Once you provide such small persistence, you have open before you many other options - options you can provide the player with. For example; without revealing future missions, provide the player with intelligence regarding Enemy movement in the north, allow him to recon there and allow him the freedom to expand his base where he wishes. Later, when that future mission is reached, the player is either under attack already (base being large and expansive), or under siege, with a tiny, purpose specific stronghold.
The difference in this impromptu example is situational and well within the scope of current technology. There is no need for branching morality, dialog and decision trees. The difference comes down to the "EVA/Adjutant" informing you of either an enemy spotted or a base under attack. The player will decide for himself whether to panic.
This reminds me of an anti-rant post on the Mass Effect 2 forums by a guy called Omnicrat:
...Your choices in one have a HUGE impact on the story in two! In fact, the stories are vastly different! What IS simmilar/identical alot is the specific dialogue. Example: you say pretty much the same things to Wrex/Wreave minus the bit about how Wrex is enacting his plan. Yes, the dialog is similar, but the story is compleatly different! Wrex is the de facto leader of Tuchanka in one story and Wreave can't beat that green clan in a fight in the other! These are vastly different stories.What I'm trying to say here is that while the basic missions and objectives may be the same, the narrative as perceived by the player can vary -and maybe, if done right, vastly so.
Still, what other options are there to make the Base Building and Resource Gathering aspects of RTS not being chores?
Perhaps another approach is the Meaningful Achievement.
In the original Mass Effect, for example, only the Soldier class was a born Sniper. Meaning, that only characters of that class could start off and use the Sniper rifle(s) to their full potential... Unless, as a different class, you've completed the Head Hunter achievement - basically, get an X amount of Head Shots. What this did, beyond the Head Hunter medal in the otherwise useless medal list, was allow the non-Soldier classed character to gain all the advantages of the Sniper Rifle(s). Finally, actually having focused cross-hairs, instead of the screen wide circle, and the uncanny ability to use the Sniper Rifle's zoom feature!

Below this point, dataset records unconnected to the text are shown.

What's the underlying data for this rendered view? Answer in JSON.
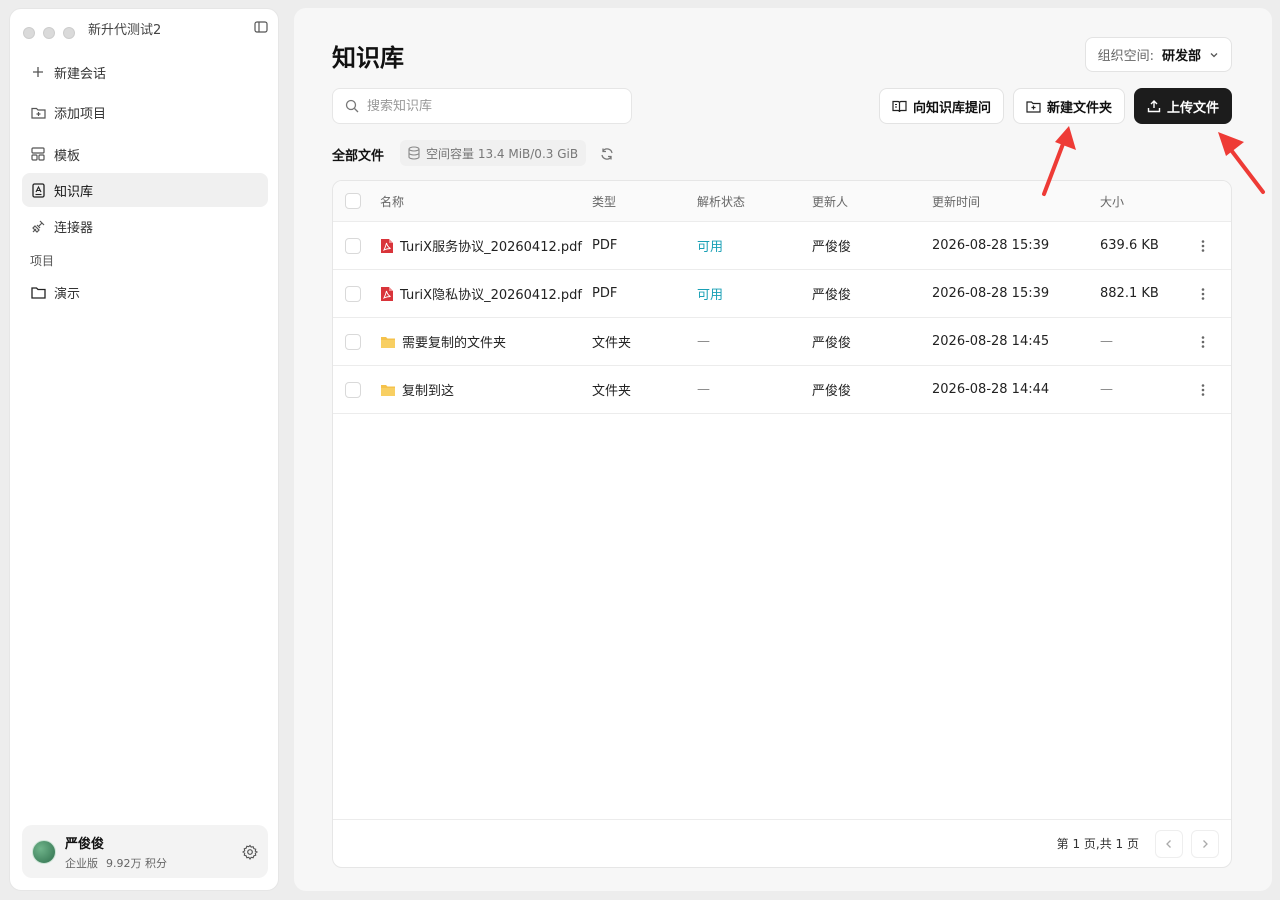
{
  "window": {
    "title": "新升代测试2"
  },
  "sidebar": {
    "items": [
      {
        "label": "新建会话",
        "icon": "plus-icon"
      },
      {
        "label": "添加项目",
        "icon": "folder-add-icon"
      }
    ],
    "nav": [
      {
        "label": "模板",
        "icon": "template-icon"
      },
      {
        "label": "知识库",
        "icon": "knowledge-icon",
        "active": true
      },
      {
        "label": "连接器",
        "icon": "plug-icon"
      }
    ],
    "section_label": "项目",
    "projects": [
      {
        "label": "演示",
        "icon": "folder-icon"
      }
    ],
    "profile": {
      "name": "严俊俊",
      "plan": "企业版",
      "points": "9.92万 积分"
    }
  },
  "main": {
    "title": "知识库",
    "org": {
      "label": "组织空间:",
      "value": "研发部"
    },
    "search": {
      "placeholder": "搜索知识库"
    },
    "buttons": {
      "ask": "向知识库提问",
      "new_folder": "新建文件夹",
      "upload": "上传文件"
    },
    "all_files": "全部文件",
    "capacity": "空间容量 13.4 MiB/0.3 GiB",
    "table": {
      "headers": {
        "name": "名称",
        "type": "类型",
        "status": "解析状态",
        "user": "更新人",
        "time": "更新时间",
        "size": "大小"
      },
      "rows": [
        {
          "kind": "pdf",
          "name": "TuriX服务协议_20260412.pdf",
          "type": "PDF",
          "status": "可用",
          "user": "严俊俊",
          "time": "2026-08-28 15:39",
          "size": "639.6 KB"
        },
        {
          "kind": "pdf",
          "name": "TuriX隐私协议_20260412.pdf",
          "type": "PDF",
          "status": "可用",
          "user": "严俊俊",
          "time": "2026-08-28 15:39",
          "size": "882.1 KB"
        },
        {
          "kind": "folder",
          "name": "需要复制的文件夹",
          "type": "文件夹",
          "status": "—",
          "user": "严俊俊",
          "time": "2026-08-28 14:45",
          "size": "—"
        },
        {
          "kind": "folder",
          "name": "复制到这",
          "type": "文件夹",
          "status": "—",
          "user": "严俊俊",
          "time": "2026-08-28 14:44",
          "size": "—"
        }
      ]
    },
    "pager": {
      "text": "第 1 页,共 1 页"
    }
  },
  "colors": {
    "accent": "#1aa0b5",
    "primary_button": "#1c1c1c",
    "pdf": "#d9343a",
    "folder": "#f5c24b",
    "annotation_arrow": "#ee3b36"
  }
}
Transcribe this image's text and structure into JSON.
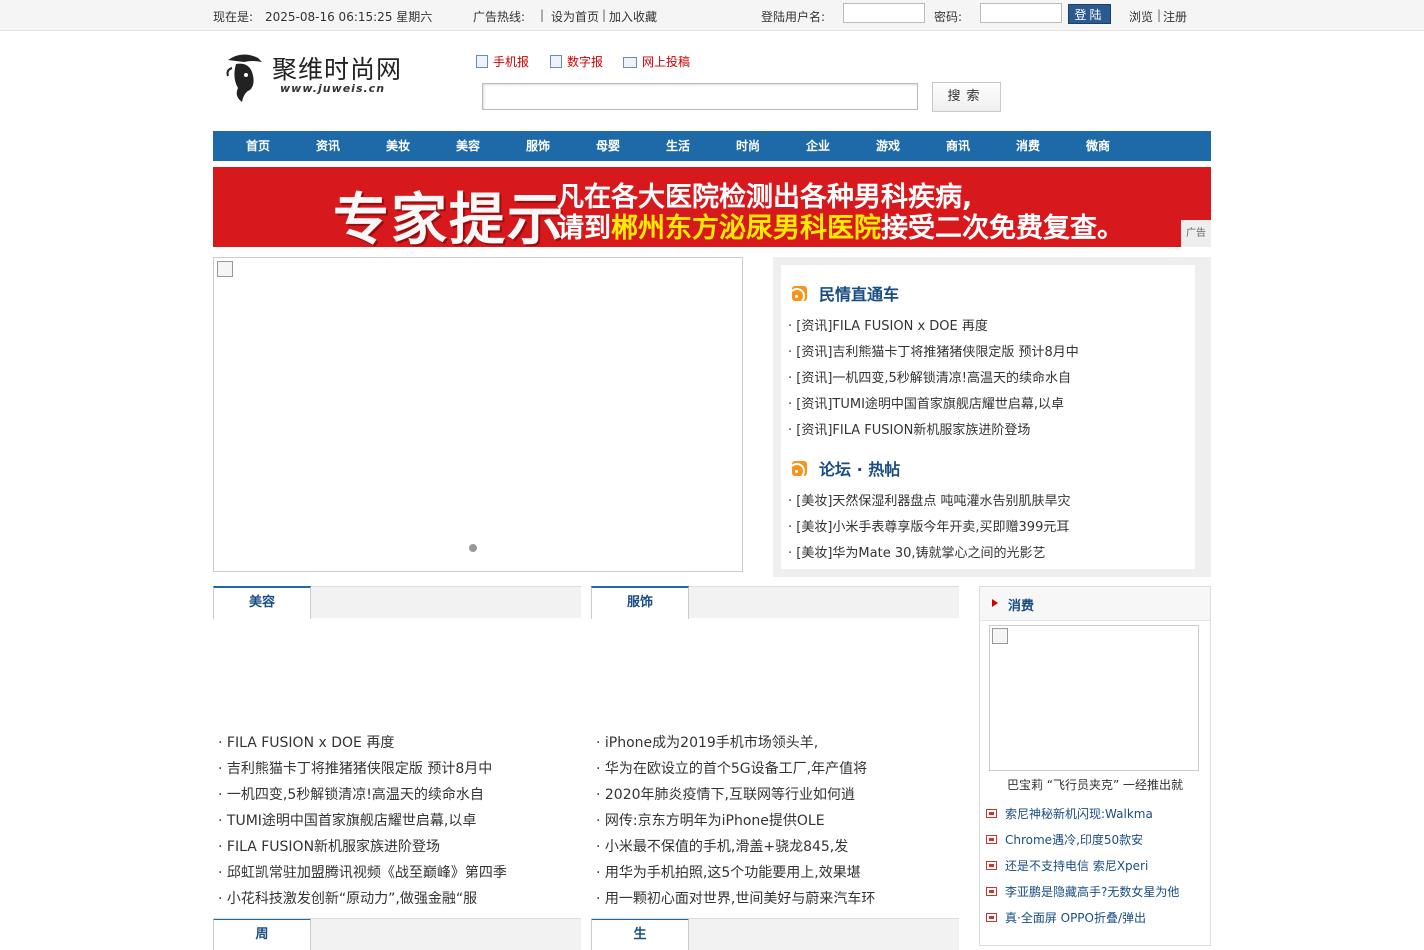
{
  "topbar": {
    "now_label": "现在是:",
    "datetime": "2025-08-16 06:15:25 星期六",
    "ad_hotline": "广告热线:",
    "set_home": "设为首页",
    "sep1": "|",
    "add_fav": "加入收藏",
    "username_label": "登陆用户名:",
    "password_label": "密码:",
    "login_button": "登陆",
    "browse": "浏览",
    "sep2": "|",
    "register": "注册"
  },
  "header": {
    "logo_text": "聚维时尚网",
    "logo_url": "www.juweis.cn",
    "links": [
      "手机报",
      "数字报",
      "网上投稿"
    ],
    "search_button": "搜索"
  },
  "nav": [
    "首页",
    "资讯",
    "美妆",
    "美容",
    "服饰",
    "母婴",
    "生活",
    "时尚",
    "企业",
    "游戏",
    "商讯",
    "消费",
    "微商"
  ],
  "ad": {
    "big": "专家提示",
    "line1": "凡在各大医院检测出各种男科疾病,",
    "line2_pre": "请到",
    "line2_hl": "郴州东方泌尿男科医院",
    "line2_post": "接受二次免费复查。",
    "tag": "广告"
  },
  "hotbox": {
    "section1_title": "民情直通车",
    "section1_items": [
      "· [资讯]FILA FUSION x DOE 再度",
      "· [资讯]吉利熊猫卡丁将推猪猪侠限定版 预计8月中",
      "· [资讯]一机四变,5秒解锁清凉!高温天的续命水自",
      "· [资讯]TUMI途明中国首家旗舰店耀世启幕,以卓",
      "· [资讯]FILA FUSION新机服家族进阶登场"
    ],
    "section2_title": "论坛 · 热帖",
    "section2_items": [
      "· [美妆]天然保湿利器盘点 吨吨灌水告别肌肤旱灾",
      "· [美妆]小米手表尊享版今年开卖,买即赠399元耳",
      "· [美妆]华为Mate 30,铸就掌心之间的光影艺"
    ]
  },
  "beauty": {
    "tab": "美容",
    "items": [
      "· FILA FUSION x DOE 再度",
      "· 吉利熊猫卡丁将推猪猪侠限定版 预计8月中",
      "· 一机四变,5秒解锁清凉!高温天的续命水自",
      "· TUMI途明中国首家旗舰店耀世启幕,以卓",
      "· FILA FUSION新机服家族进阶登场",
      "· 邱虹凯常驻加盟腾讯视频《战至巅峰》第四季",
      "· 小花科技激发创新“原动力”,做强金融“服"
    ],
    "next_tab": "周"
  },
  "apparel": {
    "tab": "服饰",
    "items": [
      "· iPhone成为2019手机市场领头羊,",
      "· 华为在欧设立的首个5G设备工厂,年产值将",
      "· 2020年肺炎疫情下,互联网等行业如何逍",
      "· 网传:京东方明年为iPhone提供OLE",
      "· 小米最不保值的手机,滑盖+骁龙845,发",
      "· 用华为手机拍照,这5个功能要用上,效果堪",
      "· 用一颗初心面对世界,世间美好与蔚来汽车环"
    ],
    "next_tab": "生"
  },
  "consumer": {
    "title": "消费",
    "caption": "巴宝莉 “飞行员夹克” 一经推出就",
    "items": [
      "索尼神秘新机闪现:Walkma",
      "Chrome遇冷,印度50款安",
      "还是不支持电信 索尼Xperi",
      "李亚鹏是隐藏高手?无数女星为他",
      "真·全面屏 OPPO折叠/弹出"
    ]
  }
}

Can something similar be done for Base Building and Expansion? For Resource Gathering?
The Terrans in StarCraft 2 have this Automated Miner thingy which, for a limited time, comes down from Orbit and auto mines Minerals. What if mining an X amount of Mineras, in a limited T amount of time (maybe spread out, for a X / lim T per Mission kind or ratio), allows you to have that Auto Miner, for free, at the start of each mission after the achievement is reached?
Easily doable in Single Player. Might require some more tweaking if considered for balanced Multiplayer matches.
What about Objective based Achievements?
A mission that requires you to fortify your base from coming attacks, but an underlying achievement may be of creating a base strong enough to withstand the attacks without the use of offensive units? Kill all the incoming forces using base defenses and the Engineers to repair them! The Design a Death Trap achievement.
Gives you stronger base defenses? Less power consuming or cheaper ones?
The two activities - base construction and resource gathering - complement each other. Rather, the latter is a requisite of the former. As such, the resource gathering is in itself endogenous. So, maybe the focus should be given more to the base construction aspect, as the heavier element of this Pareto duo.
I'd love to read and discuss more ideas on making that aspect of the RTS formula, preferably as an integral part of the action of the game, less a Must Chore and more a Fun Play.